Hypothesis: Age-related accumulation of mitochondrial DNA (mtDNA) mutations in colonic epithelial stem cells triggers cytosolic release of mtDNA, activating the cGAS-STING pathway and downstream type I interferon signaling. This chronic innate immune activation induces transcriptional upregulation of DNMTs, promoting promoter hypermethylation of MMR genes (MGMT, PMS2, MSH2) and Wnt pathway inhibitors (SFRP2, DKK1, BMP3) in both mutant and adjacent wild-type crypts, creating a field of epigenetically synchronized cells with reduced DNA repair capacity and increased clonal fitness. The resulting MMR-deficient field enables hypermutation while simultaneously selects for stem cells with adaptive advantages, accelerating crypt fission and niche succession.

Mechanistic Reasoning: The research context establishes that inflammation accelerates MMR decline 1 and that field effects extend 10 cm from tumors 2, yet the upstream trigger linking aging to widespread epigenetic silencing remains unclear. Mitochondrial dysfunction represents this missing link. Colonic stem cells exhibit high metabolic demand and continuous exposure to luminal oxidants, rendering them particularly vulnerable to mtDNA accumulation. Unlike nuclear DNA, mtDNA lacks protective histones and efficient repair mechanisms, accumulating mutations at 10-100x the nuclear rate.

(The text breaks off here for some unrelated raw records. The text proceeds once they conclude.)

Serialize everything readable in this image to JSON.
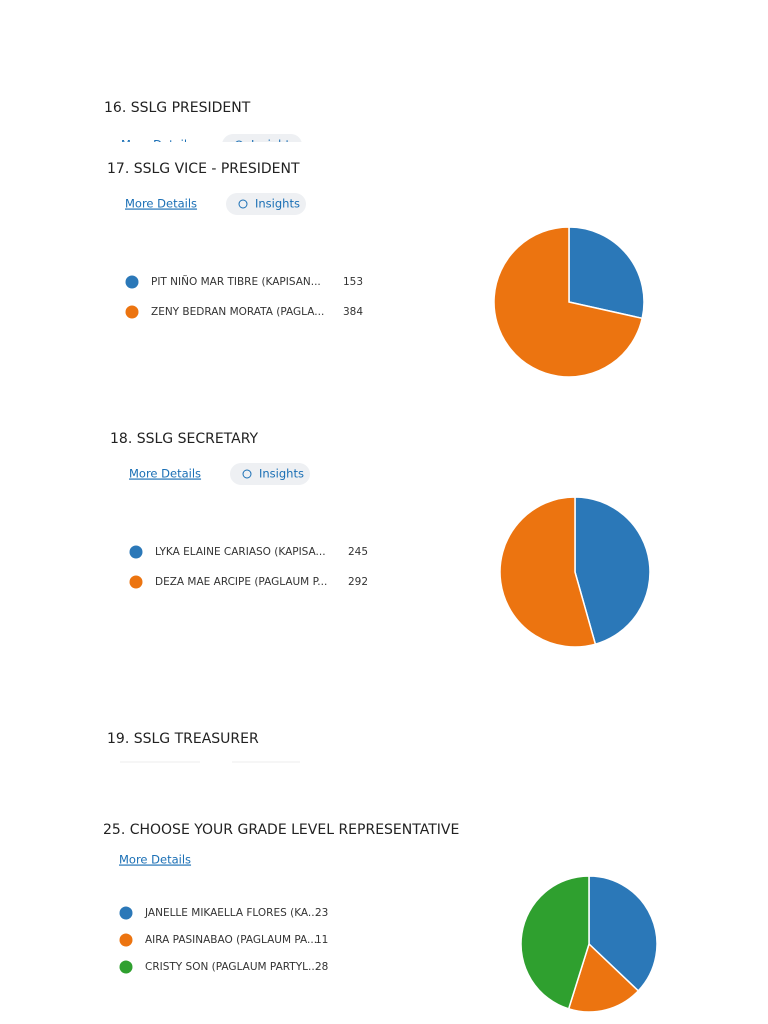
{
  "questions": [
    {
      "title": "16. SSLG PRESIDENT",
      "links": [
        "More Details",
        "Insights"
      ]
    },
    {
      "title": "17. SSLG VICE - PRESIDENT",
      "links": [
        "More Details",
        "Insights"
      ],
      "chart": {
        "type": "pie",
        "categories": [
          "PIT NIÑO MAR TIBRE (KAPISAN...",
          "ZENY BEDRAN MORATA (PAGLA..."
        ],
        "values": [
          153,
          384
        ],
        "colors": [
          "#2b78b8",
          "#ec7410"
        ]
      }
    },
    {
      "title": "18. SSLG SECRETARY",
      "links": [
        "More Details",
        "Insights"
      ],
      "chart": {
        "type": "pie",
        "categories": [
          "LYKA ELAINE CARIASO (KAPISA...",
          "DEZA MAE ARCIPE (PAGLAUM P..."
        ],
        "values": [
          245,
          292
        ],
        "colors": [
          "#2b78b8",
          "#ec7410"
        ]
      }
    },
    {
      "title": "19. SSLG TREASURER",
      "links": []
    },
    {
      "title": "25. CHOOSE YOUR GRADE LEVEL REPRESENTATIVE",
      "links": [
        "More Details"
      ],
      "chart": {
        "type": "pie",
        "categories": [
          "JANELLE MIKAELLA FLORES (KA...",
          "AIRA PASINABAO (PAGLAUM PA...",
          "CRISTY SON (PAGLAUM PARTYL..."
        ],
        "values": [
          23,
          11,
          28
        ],
        "colors": [
          "#2b78b8",
          "#ec7410",
          "#2fa02f"
        ]
      }
    }
  ]
}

With age, mtDNA mutations impair the electron transport chain, increasing mitochondrial ROS production and membrane permeability. This leads to mtDNA release into the cytosol via BAX/BAK pores—a process documented in aging tissues and neurodegeneration but understudied in gastrointestinal epithelium. Cytosolic mtDNA activates cGAS, which produces the second messenger cGAMP, triggering STING-dependent TBK1-IRF3 signaling and type I interferon response. This chronic interferon signature upregulates DNMT1 and DNMT3B transcriptionally, establishing a methylation-prone state in both the mtDNA-mutant stem cell and neighboring cells through paracrine interferon signaling—explaining the field effect beyond local clonal expansion.

Simultaneously, interferon-induced ISG expression alters the stem cell niche, potentially favoring mutant clones with disrupted apoptotic signaling. This creates a feed-forward loop where MMR deficiency enables mutation accumulation in mtDNA repair genes, worsening oxidative stress, while the epigenetically primed field facilitates clonal sweeps via crypt fission 2. The model also accounts for young-onset CRC findings 3, since microbiome-derived genotoxins like colibactin cause mtDNA damage directly, potentially accelerating this pathway in younger populations.

Testable Predictions: Several predictions emerge from this model. First, human colonic epithelium from aged individuals (≥65 years) should show increased cytosolic mtDNA, cGAS activation, and STING phosphorylation compared to younger controls, correlating with MGMT promoter methylation in matched normal mucosa. Second, in vitro organoid models of colonic stem cells with induced mtDNA mutations will exhibit cGAS-STING activation, DNMT upregulation, and MMR gene promoter hypermethylation, reversible with cGAS or STING inhibitors. Third, mouse models with crypt-specific mtDNA depletion (TFAM knockout) will develop field-wide epigenetic alterations extending beyond individual crypts, with accelerated adenoma formation when combined with APC loss. Fourth, serum mtDNA copy number and cGAMP levels will correlate with methylation markers (MGMT, BMP3) in plasma from CRC screening cohorts, potentially enabling non-invasive field cancerization risk stratification.

This hypothesis is falsifiable: if cGAS-STING inhibition does not prevent MMR promoter methylation in aged colonic organoids, or if field effects occur independently of mitochondrial dysfunction, the model would be rejected.

References: The model synthesizes established links between age-related MMR deficiency 1, Wnt pathway silencing in field cancerization 2, and clonal expansion dynamics 2, while incorporating the emerging role of mtDNA-mediated inflammation in age-related disease—a mechanism that could unify sporadic CRC pathogenesis across age groups.